Wim Delvoye : Merde alors!
Wim Delvoye: un artiste contestataire comme on en rencontre peu de nos jours. Entrevue avec celui qui emmerde le bon goût, la société de consommation et le marché de l’art.
Tout est vanité! Il faut ruiner toute forme de prétention. C’était le propos de Thomas Bernhard dans son roman Maîtres anciens. Son personnage de Reger cherche des défauts dans les oeuvres du passé et s’attaque à toute forme d’idolâtrie, en particulier celle exercée envers les artistes. C’est aussi la leçon présente dans l’art du Belge Wim Delvoye et dans Cloaca N° 5, sa machine que l’on nourrit et qui chie des excréments presque humains. Cette créatrice de merde est l’équivalent des vanités, ces tableaux qui faisaient prendre conscience aux spectateurs de la futilité des biens de ce monde. Nous sommes dans un univers de prétention où il faut déconstruire ses désirs de paraître.

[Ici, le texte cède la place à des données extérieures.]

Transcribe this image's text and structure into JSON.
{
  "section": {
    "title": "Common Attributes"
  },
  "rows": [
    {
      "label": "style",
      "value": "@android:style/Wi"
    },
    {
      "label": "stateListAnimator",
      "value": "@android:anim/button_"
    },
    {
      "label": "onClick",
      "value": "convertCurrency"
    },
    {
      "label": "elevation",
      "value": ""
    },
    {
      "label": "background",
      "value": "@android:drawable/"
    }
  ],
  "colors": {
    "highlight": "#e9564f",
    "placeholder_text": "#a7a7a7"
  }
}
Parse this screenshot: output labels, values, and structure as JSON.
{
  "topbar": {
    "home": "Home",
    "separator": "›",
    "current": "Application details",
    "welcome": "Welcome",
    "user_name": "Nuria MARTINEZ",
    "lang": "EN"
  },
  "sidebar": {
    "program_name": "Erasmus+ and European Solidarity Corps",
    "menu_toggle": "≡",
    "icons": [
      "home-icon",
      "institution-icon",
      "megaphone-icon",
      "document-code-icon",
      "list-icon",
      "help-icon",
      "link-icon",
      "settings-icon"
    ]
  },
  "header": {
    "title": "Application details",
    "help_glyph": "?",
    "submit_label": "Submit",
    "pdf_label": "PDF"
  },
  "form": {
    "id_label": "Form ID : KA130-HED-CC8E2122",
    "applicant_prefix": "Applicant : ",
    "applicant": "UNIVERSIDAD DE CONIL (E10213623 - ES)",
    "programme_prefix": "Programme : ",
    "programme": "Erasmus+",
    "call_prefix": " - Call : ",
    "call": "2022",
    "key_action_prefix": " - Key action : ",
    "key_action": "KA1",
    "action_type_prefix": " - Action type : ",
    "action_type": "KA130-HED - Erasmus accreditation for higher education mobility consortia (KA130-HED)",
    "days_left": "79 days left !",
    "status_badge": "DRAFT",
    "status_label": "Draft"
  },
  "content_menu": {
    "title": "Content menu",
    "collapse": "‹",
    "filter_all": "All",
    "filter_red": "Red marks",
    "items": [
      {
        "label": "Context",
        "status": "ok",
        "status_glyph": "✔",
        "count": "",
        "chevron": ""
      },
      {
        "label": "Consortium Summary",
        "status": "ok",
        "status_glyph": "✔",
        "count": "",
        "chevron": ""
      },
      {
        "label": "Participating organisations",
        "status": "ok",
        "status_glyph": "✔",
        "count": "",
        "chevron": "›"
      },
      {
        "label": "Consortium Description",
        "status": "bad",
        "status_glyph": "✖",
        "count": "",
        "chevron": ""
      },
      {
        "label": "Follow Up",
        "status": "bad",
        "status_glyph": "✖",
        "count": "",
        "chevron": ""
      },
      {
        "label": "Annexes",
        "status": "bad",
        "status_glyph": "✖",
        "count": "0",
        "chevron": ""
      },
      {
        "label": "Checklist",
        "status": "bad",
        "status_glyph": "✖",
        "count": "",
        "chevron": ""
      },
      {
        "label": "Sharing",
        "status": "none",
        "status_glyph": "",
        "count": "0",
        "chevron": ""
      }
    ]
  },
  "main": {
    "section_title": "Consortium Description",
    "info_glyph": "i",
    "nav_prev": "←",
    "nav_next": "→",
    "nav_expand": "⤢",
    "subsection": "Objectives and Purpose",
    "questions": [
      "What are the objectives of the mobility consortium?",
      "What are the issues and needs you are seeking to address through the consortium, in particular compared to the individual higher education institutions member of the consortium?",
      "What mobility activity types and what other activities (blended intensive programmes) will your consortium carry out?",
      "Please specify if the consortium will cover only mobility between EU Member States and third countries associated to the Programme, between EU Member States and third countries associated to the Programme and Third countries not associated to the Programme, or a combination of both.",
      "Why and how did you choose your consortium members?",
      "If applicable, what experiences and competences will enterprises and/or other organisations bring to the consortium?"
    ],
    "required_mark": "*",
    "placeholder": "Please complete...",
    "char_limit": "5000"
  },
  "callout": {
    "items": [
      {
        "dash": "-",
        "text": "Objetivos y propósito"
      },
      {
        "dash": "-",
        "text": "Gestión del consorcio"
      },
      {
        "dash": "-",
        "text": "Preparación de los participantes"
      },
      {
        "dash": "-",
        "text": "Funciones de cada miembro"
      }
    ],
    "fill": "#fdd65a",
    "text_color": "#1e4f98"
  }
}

On raconte qu’un empereur romain se réveillait tous les matins en se faisant rappeler qu’il était mortel… Voilà ce que bien des politiciens devraient se dire de nos jours. Delvoye nous rappelle que nous sommes humains, êtres de chair qui mangent et défèquent. Une oeuvre philosophique.
DIGERER LE MONDE OU ETRE DIGERE PAR LUI
Wim Delvoye: "Il faut démystifier l’idée romantique de l’Art avec un grand A, l’art comme un remplacement de la religion."
Voir: Vous êtes un iconoclaste?
"Comme avec tout ce que je fais, c’est dans un rapport double. Les Flamands sont des collaborateurs qui survivent à toutes les occupations…"
Vous êtes plutôt un résistant, qui s’attaque à la merde ambiante, aux compagnies comme Walt Disney, Coca-Cola, Chanel, Vuitton (qui vous a menacé de poursuite), dont vous copiez les logos pour annoncer vos oeuvres.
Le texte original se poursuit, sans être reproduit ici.